Later, during the feast, parent Chris Lawson announced an organizing meeting for the startup of a Lac Seul minor hockey association that will need adult volunteers. He plans to coach.
Lawson’s daughter, 11-year-old Natasha, was one of those who snipped the ribbon out front. She wore a jersey from Hockey Camp of Hope, which the arena hosted earlier in the week. With organized hockey to be played in Lac Seul this winter, she’ll return to the game after several years away from it, she said.
‘Great things can happen’
Although the grand opening took place this month, the Lac Seul Events Centre has actually hosted activities since mid April.
Yellowbird Consulting and its president, Lac Seul band member Jonathan Gregg, served as project manager for construction that began in 2011.
The general contractor, Finn Way, donated a skate-sharpening machine for the arena at the grand opening.
In congratulating the community on its “magnificent facility,” MP Greg Rickford noted that the First Nation paid for the building itself, without funds from the federal government.
“The youth are a big concern for the community and that’s why with this facility they were willing to spend what they did on it,” explained Barry King, the centre’s manager. “They want to make sure the kids live a vibrant life.
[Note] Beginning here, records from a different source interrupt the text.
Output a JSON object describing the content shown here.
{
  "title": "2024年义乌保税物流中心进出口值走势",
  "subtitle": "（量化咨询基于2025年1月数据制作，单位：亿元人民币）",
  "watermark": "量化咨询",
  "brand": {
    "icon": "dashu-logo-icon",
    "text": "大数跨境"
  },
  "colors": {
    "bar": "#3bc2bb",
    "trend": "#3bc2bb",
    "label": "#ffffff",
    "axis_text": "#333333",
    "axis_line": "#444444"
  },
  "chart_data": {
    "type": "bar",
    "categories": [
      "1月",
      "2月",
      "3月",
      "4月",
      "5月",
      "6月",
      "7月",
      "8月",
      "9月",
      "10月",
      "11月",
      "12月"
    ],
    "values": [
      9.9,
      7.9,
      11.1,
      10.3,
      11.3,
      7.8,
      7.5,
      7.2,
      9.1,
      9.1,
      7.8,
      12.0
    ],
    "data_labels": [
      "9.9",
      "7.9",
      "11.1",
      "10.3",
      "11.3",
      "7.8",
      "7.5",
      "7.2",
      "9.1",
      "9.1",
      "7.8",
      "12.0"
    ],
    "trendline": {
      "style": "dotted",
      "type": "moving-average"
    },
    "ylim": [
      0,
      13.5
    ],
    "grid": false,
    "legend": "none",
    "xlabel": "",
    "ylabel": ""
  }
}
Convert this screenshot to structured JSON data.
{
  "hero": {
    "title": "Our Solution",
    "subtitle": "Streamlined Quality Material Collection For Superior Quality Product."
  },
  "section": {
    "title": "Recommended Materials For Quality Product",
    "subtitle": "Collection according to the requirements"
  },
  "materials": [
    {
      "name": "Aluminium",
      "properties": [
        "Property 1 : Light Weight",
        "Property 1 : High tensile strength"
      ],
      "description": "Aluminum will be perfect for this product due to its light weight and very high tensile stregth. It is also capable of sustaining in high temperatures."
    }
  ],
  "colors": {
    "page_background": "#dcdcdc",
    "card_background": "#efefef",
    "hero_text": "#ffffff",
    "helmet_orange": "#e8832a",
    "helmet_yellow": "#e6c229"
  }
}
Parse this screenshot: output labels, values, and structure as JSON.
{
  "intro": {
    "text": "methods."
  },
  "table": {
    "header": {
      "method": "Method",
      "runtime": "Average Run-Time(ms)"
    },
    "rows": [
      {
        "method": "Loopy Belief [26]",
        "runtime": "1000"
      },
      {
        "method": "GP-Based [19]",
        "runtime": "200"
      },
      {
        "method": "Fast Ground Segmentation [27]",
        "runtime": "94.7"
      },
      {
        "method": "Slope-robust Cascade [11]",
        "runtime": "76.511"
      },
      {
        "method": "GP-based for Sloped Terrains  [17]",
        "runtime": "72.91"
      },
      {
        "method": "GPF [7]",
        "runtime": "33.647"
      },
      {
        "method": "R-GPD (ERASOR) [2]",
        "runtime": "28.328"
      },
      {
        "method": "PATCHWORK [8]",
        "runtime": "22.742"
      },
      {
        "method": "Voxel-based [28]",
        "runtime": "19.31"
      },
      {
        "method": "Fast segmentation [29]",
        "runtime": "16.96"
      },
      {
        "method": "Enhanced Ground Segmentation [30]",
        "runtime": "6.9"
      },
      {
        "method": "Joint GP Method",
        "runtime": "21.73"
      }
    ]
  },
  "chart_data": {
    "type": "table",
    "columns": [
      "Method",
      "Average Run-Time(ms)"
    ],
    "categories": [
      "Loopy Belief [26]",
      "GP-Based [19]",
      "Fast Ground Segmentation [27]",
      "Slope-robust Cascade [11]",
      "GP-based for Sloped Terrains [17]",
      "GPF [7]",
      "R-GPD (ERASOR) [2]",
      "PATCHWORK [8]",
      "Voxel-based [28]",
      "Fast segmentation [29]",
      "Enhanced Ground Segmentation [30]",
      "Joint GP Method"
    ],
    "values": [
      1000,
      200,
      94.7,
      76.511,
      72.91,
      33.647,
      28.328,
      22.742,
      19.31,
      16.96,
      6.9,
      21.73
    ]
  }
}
And sports is a big part of that.”
Community support didn’t stop with construction of the building.
“Different parents really step up and they’re making sure there are activities available for the children,” King said. “And when we have a big event like this tonight, once it’s done there will be community members stay behind to make sure this building is all cleaned up.”
King wants the place to get busier.
The Sioux Lookout First Nations Health Authority will hold its upcoming annual general meeting here and a fashion show has been discussed for December.
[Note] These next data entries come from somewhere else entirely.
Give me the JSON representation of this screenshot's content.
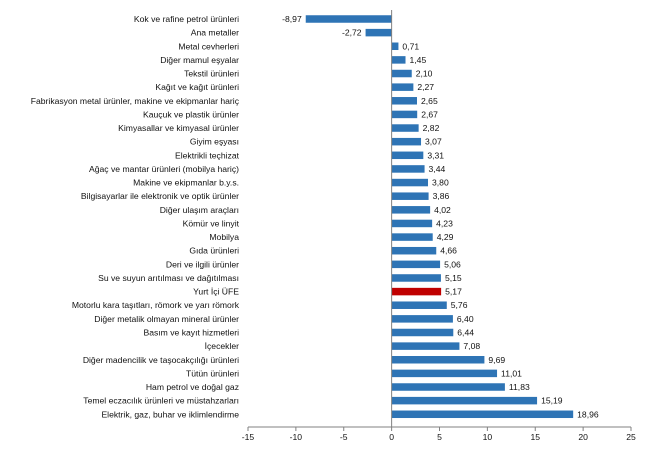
{
  "chart_data": {
    "type": "bar",
    "orientation": "horizontal",
    "title": "",
    "xlabel": "",
    "ylabel": "",
    "xlim": [
      -15,
      25
    ],
    "xticks": [
      -15,
      -10,
      -5,
      0,
      5,
      10,
      15,
      20,
      25
    ],
    "grid": false,
    "colors": {
      "default": "#2e74b5",
      "highlight": "#c00000",
      "axis": "#808080"
    },
    "highlight_category": "Yurt İçi ÜFE",
    "categories": [
      "Kok ve rafine petrol ürünleri",
      "Ana metaller",
      "Metal cevherleri",
      "Diğer mamul eşyalar",
      "Tekstil ürünleri",
      "Kağıt ve kağıt ürünleri",
      "Fabrikasyon metal ürünler, makine ve ekipmanlar hariç",
      "Kauçuk ve plastik ürünler",
      "Kimyasallar ve kimyasal ürünler",
      "Giyim eşyası",
      "Elektrikli teçhizat",
      "Ağaç ve mantar ürünleri (mobilya hariç)",
      "Makine ve ekipmanlar b.y.s.",
      "Bilgisayarlar ile elektronik ve optik ürünler",
      "Diğer ulaşım araçları",
      "Kömür ve linyit",
      "Mobilya",
      "Gıda ürünleri",
      "Deri ve ilgili ürünler",
      "Su ve suyun arıtılması ve dağıtılması",
      "Yurt İçi ÜFE",
      "Motorlu kara taşıtları, römork ve yarı römork",
      "Diğer metalik olmayan mineral ürünler",
      "Basım ve kayıt hizmetleri",
      "İçecekler",
      "Diğer madencilik ve taşocakçılığı ürünleri",
      "Tütün ürünleri",
      "Ham petrol ve doğal gaz",
      "Temel eczacılık ürünleri ve müstahzarları",
      "Elektrik, gaz, buhar ve iklimlendirme"
    ],
    "values": [
      -8.97,
      -2.72,
      0.71,
      1.45,
      2.1,
      2.27,
      2.65,
      2.67,
      2.82,
      3.07,
      3.31,
      3.44,
      3.8,
      3.86,
      4.02,
      4.23,
      4.29,
      4.66,
      5.06,
      5.15,
      5.17,
      5.76,
      6.4,
      6.44,
      7.08,
      9.69,
      11.01,
      11.83,
      15.19,
      18.96
    ],
    "value_labels": [
      "-8,97",
      "-2,72",
      "0,71",
      "1,45",
      "2,10",
      "2,27",
      "2,65",
      "2,67",
      "2,82",
      "3,07",
      "3,31",
      "3,44",
      "3,80",
      "3,86",
      "4,02",
      "4,23",
      "4,29",
      "4,66",
      "5,06",
      "5,15",
      "5,17",
      "5,76",
      "6,40",
      "6,44",
      "7,08",
      "9,69",
      "11,01",
      "11,83",
      "15,19",
      "18,96"
    ]
  }
}
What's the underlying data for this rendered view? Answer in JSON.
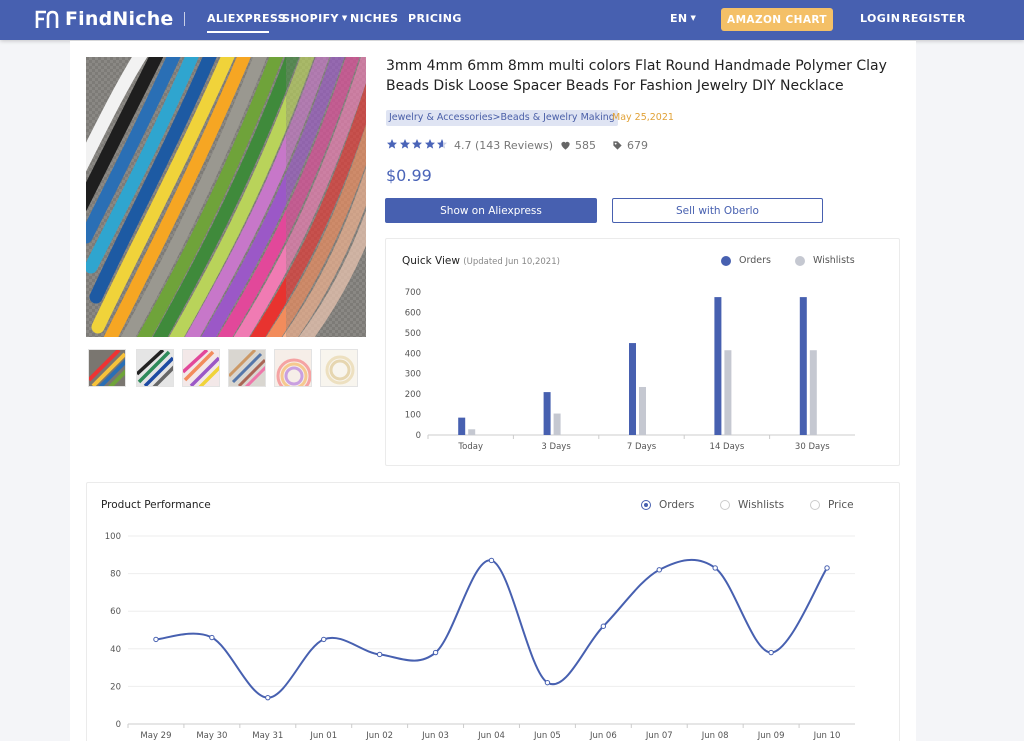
{
  "header": {
    "logo": "FindNiche",
    "nav": {
      "aliexpress": "ALIEXPRESS",
      "shopify": "SHOPIFY",
      "niches": "NICHES",
      "pricing": "PRICING"
    },
    "language": "EN",
    "amazon_chart": "AMAZON CHART",
    "login": "LOGIN",
    "register": "REGISTER",
    "colors": {
      "bar": "#4760b0",
      "amazon_button": "#f4c067"
    }
  },
  "product": {
    "title": "3mm 4mm 6mm 8mm multi colors Flat Round Handmade Polymer Clay Beads Disk Loose Spacer Beads For Fashion Jewelry DIY Necklace",
    "category": "Jewelry & Accessories>Beads & Jewelry Making",
    "date": "May 25,2021",
    "rating": "4.7 (143 Reviews)",
    "rating_value": 4.7,
    "likes": "585",
    "tags_count": "679",
    "price": "$0.99",
    "show_button": "Show on Aliexpress",
    "oberlo_button": "Sell with Oberlo"
  },
  "quick_view": {
    "title": "Quick View",
    "updated": "(Updated Jun 10,2021)",
    "legend": {
      "orders": "Orders",
      "wishlists": "Wishlists"
    }
  },
  "performance": {
    "title": "Product Performance",
    "options": {
      "orders": "Orders",
      "wishlists": "Wishlists",
      "price": "Price"
    },
    "selected": "orders"
  },
  "chart_data": [
    {
      "type": "bar",
      "categories": [
        "Today",
        "3 Days",
        "7 Days",
        "14 Days",
        "30 Days"
      ],
      "series": [
        {
          "name": "Orders",
          "values": [
            85,
            210,
            450,
            675,
            675
          ],
          "color": "#4760b0"
        },
        {
          "name": "Wishlists",
          "values": [
            28,
            105,
            235,
            415,
            415
          ],
          "color": "#c5c8d1"
        }
      ],
      "yticks": [
        0,
        100,
        200,
        300,
        400,
        500,
        600,
        700
      ],
      "ylim": [
        0,
        700
      ],
      "legend": "top-right",
      "grid": false
    },
    {
      "type": "line",
      "x": [
        "May 29",
        "May 30",
        "May 31",
        "Jun 01",
        "Jun 02",
        "Jun 03",
        "Jun 04",
        "Jun 05",
        "Jun 06",
        "Jun 07",
        "Jun 08",
        "Jun 09",
        "Jun 10"
      ],
      "series": [
        {
          "name": "Orders",
          "values": [
            45,
            46,
            14,
            45,
            37,
            38,
            87,
            22,
            52,
            82,
            83,
            38,
            83
          ],
          "color": "#4760b0"
        }
      ],
      "yticks": [
        0,
        20,
        40,
        60,
        80,
        100
      ],
      "ylim": [
        0,
        100
      ],
      "grid": true
    }
  ]
}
King also talked of the arena’s potential for everything from concerts to car shows to army training exercises. And at 2,600 square feet, the main conference room is suitable for gatherings such as chiefs assemblies and weddings, added Chief Bull.
“All kinds of great things can happen in this facility,” he said.
On this night, the main event was a hockey game involving a handful of pro hockey old-timers and local players – teens and middle-agers, police chief Rick Angeconeb and Roy Carpenter, the First Nation’s grey-haired former chief.
Leach had invited everyone to watch him score a hat trick in the game, but with two minutes left he fired a hard shot over the net and fell one goal short. No one seemed to mind.
King offered souvenir “grand opening” pucks to smiling community members before they stepped outside, where fireworks decorated the sky.